Kembalinya Rasulullah SAW dari Isra-Mi’raj bukan hanya menandai berakhirnya perjalanan spiritual, tetapi juga menjadi awal dari misi sosial yang lebih luas. Tulisan ini akan mengkaji secara mendalam bagaimana kembalinya Rasulullah dari Isra-Mi’raj dapat menjadi refleksi untuk membangun jiwa sosialita, yaitu sikap peduli, empati, dan tanggung jawab terhadap masyarakat. Selain itu, tulisan ini juga akan membahas tantangan-tantangan yang dihadapi dalam mewujudkan jiwa sosialita tersebut.

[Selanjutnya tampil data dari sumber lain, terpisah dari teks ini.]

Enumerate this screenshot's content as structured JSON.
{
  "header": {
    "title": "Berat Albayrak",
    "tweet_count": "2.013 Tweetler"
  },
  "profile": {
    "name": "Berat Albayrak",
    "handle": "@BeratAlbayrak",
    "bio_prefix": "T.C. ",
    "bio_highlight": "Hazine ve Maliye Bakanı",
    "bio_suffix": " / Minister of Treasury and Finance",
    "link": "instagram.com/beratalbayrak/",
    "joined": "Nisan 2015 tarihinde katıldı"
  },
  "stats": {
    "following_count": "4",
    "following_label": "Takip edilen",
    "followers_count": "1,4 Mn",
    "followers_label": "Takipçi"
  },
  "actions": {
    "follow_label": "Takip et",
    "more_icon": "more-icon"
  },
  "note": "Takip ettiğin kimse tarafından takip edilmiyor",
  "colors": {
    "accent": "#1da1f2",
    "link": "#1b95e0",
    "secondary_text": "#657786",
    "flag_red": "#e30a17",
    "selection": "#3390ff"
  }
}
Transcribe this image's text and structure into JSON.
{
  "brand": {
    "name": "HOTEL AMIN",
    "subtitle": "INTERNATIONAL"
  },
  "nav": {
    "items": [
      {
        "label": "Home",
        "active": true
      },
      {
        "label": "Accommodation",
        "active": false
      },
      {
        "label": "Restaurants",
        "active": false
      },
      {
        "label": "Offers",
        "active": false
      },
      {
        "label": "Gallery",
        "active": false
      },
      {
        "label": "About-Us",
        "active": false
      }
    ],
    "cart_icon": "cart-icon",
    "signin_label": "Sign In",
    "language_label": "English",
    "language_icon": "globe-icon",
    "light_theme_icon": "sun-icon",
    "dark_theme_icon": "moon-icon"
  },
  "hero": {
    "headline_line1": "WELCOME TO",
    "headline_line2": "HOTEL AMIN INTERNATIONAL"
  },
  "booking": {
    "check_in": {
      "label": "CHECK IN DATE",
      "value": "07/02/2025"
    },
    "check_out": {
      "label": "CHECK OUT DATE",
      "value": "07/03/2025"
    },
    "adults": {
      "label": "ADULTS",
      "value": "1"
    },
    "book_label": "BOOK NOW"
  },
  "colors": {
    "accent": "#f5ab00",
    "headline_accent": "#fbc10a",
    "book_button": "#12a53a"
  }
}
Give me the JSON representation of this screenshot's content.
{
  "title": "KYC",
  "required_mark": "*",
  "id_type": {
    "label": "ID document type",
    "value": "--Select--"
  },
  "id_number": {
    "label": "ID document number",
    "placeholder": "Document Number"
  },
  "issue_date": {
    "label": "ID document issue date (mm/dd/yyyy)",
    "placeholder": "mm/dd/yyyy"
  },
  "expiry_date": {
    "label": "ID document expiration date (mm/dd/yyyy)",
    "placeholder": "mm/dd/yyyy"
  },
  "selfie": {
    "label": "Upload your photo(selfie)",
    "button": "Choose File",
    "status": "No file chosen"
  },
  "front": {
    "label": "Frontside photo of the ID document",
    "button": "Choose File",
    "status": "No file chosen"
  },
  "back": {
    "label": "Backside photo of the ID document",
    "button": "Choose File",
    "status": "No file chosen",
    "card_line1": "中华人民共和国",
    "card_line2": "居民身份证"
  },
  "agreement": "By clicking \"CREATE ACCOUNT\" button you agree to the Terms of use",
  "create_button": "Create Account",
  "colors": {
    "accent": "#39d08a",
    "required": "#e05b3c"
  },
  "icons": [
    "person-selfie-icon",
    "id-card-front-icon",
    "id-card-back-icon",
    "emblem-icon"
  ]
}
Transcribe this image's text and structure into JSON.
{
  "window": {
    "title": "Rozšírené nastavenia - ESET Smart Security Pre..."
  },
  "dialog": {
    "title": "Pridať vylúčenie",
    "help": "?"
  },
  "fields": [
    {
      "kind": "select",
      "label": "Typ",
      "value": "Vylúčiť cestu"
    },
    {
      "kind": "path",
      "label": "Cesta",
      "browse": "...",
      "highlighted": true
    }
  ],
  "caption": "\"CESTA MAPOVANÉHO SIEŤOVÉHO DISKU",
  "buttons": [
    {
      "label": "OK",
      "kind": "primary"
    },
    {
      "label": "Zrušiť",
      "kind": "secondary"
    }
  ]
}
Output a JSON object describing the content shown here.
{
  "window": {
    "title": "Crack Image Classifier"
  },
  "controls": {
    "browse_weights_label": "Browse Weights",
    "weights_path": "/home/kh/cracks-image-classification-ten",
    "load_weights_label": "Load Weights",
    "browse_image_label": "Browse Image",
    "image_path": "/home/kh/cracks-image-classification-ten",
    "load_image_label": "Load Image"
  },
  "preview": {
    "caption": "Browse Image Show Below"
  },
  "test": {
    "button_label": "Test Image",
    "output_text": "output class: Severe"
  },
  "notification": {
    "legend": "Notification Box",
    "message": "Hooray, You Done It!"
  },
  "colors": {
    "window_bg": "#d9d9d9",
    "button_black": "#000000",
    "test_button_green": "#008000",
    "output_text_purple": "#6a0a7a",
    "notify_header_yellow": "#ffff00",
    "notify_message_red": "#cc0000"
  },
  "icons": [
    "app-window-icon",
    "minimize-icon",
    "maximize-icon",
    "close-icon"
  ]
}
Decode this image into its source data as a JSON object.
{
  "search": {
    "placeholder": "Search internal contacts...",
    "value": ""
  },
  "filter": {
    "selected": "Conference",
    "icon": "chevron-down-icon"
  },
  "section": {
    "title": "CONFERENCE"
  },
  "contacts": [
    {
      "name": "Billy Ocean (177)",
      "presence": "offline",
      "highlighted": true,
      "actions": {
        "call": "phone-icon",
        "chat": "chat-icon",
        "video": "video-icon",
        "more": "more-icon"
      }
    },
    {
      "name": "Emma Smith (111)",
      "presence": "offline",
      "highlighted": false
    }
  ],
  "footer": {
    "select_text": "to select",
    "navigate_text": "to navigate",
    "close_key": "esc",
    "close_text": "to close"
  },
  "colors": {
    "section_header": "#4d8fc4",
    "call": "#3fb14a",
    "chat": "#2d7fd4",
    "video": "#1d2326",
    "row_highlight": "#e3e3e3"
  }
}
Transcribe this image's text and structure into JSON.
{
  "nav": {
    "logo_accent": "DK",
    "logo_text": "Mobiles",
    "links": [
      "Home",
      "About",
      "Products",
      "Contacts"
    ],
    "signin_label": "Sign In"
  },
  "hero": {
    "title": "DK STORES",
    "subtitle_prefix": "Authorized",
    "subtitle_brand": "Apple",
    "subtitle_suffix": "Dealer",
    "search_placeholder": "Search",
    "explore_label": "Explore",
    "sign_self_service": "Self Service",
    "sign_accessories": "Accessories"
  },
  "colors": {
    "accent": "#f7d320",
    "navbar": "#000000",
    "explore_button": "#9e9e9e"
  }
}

Isra-Mi’raj dalam Perspektif al-Qur’an dan Hadis.
“Maha Suci (Allah), yang telah memperjalankan hamba-Nya (Muhammad) pada malam hari dari Masjidil Haram ke Masjidil Aqsa yang telah Kami berkahi sekelilingnya agar Kami perlihatkan kepadanya sebagian tanda-tanda (kebesaran) Kami. Sesungguhnya Dia Maha Mendengar, Maha Melihat.” (QS. Al-Isra’: 1).Ayat ini menunjukkan bahwa perjalanan Isra’ bukan hanya bersifat fisik, tetapi juga mengandung dimensi spiritual dan sosial. Menurut Quraish Shihab (2002, hlm. 45), peristiwa Isra-Mi’raj mengajarkan tentang pentingnya melihat realitas sosial dan spiritual secara seimbang. Perjalanan dari Masjidil Haram ke Masjidil Aqsa melambangkan perpindahan dari pusat keimanan (Mekah) ke pusat peradaban (Palestina), yang menegaskan pentingnya integrasi antara keimanan dan tanggung jawab sosial.
Refleksi Kembalinya Rasulullah dari Isra-Mi’raj
- Transformasi Spiritual Menuju Kesadaran Sosial
Kembalinya Rasulullah SAW dari Isra-Mi’raj menandai transformasi spiritual yang mendalam. Namun, transformasi ini tidak berhenti pada level individu, melainkan meluas ke level sosial. Menurut M. Abul Quasem (1979, hlm. 78), kembalinya Rasulullah dari Isra-Mi’raj membawa pesan tentang pentingnya mengimplementasikan nilai-nilai spiritual dalam kehidupan sosial. Hal ini tercermin dalam perintah shalat lima waktu, yang tidak hanya sebagai ibadah ritual, tetapi juga sebagai sarana untuk membangun disiplin dan kepedulian sosial. - Keadilan Sosial sebagai Pilar Jiwa Sosialita
Salah satu pesan utama dari kembalinya Rasulullah dari Isra-Mi’raj adalah pentingnya keadilan sosial. Dalam perjalanan Isra-Mi’raj, Rasulullah menyaksikan berbagai fenomena sosial yang menggambarkan ketidakadilan, seperti kemiskinan dan penindasan. Menurut Fazlur Rahman (1980, hlm. 112), al-Qur’an menekankan bahwa keadilan sosial adalah bagian integral dari keimanan. Kembalinya Rasulullah dari Isra-Mi’raj menjadi momentum untuk memperjuangkan keadilan sosial, sebagaimana tercermin dalam misi kenabiannya. - Empati dan Solidaritas sebagai Ciri Jiwa Sosialita
Kembalinya Rasulullah dari Isra-Mi’raj juga mengajarkan pentingnya empati dan solidaritas. Dalam perjalanan Mi’raj, Rasulullah bertemu dengan para nabi sebelumnya, yang melambangkan kesinambungan misi kenabian untuk membawa rahmat bagi seluruh alam. Menurut Seyyed Hossein Nasr (1996, hlm. 89), hal ini menunjukkan bahwa kepedulian sosial adalah bagian dari tanggung jawab manusia sebagai khalifah di bumi. - Tanggung Jawab terhadap Lingkungan dan Masyarakat
Kembalinya Rasulullah dari Isra-Mi’raj juga mengajarkan tentang tanggung jawab terhadap lingkungan dan masyarakat. Masjidil Aqsa, sebagai tujuan Isra’, melambangkan pentingnya menjaga kelestarian tempat-tempat suci dan lingkungan sekitar. Menurut Toshihiko Izutsu (2002, hlm. 67), al-Qur’an mengajarkan bahwa manusia adalah khalifah di bumi, yang bertanggung jawab untuk memelihara dan melestarikan alam.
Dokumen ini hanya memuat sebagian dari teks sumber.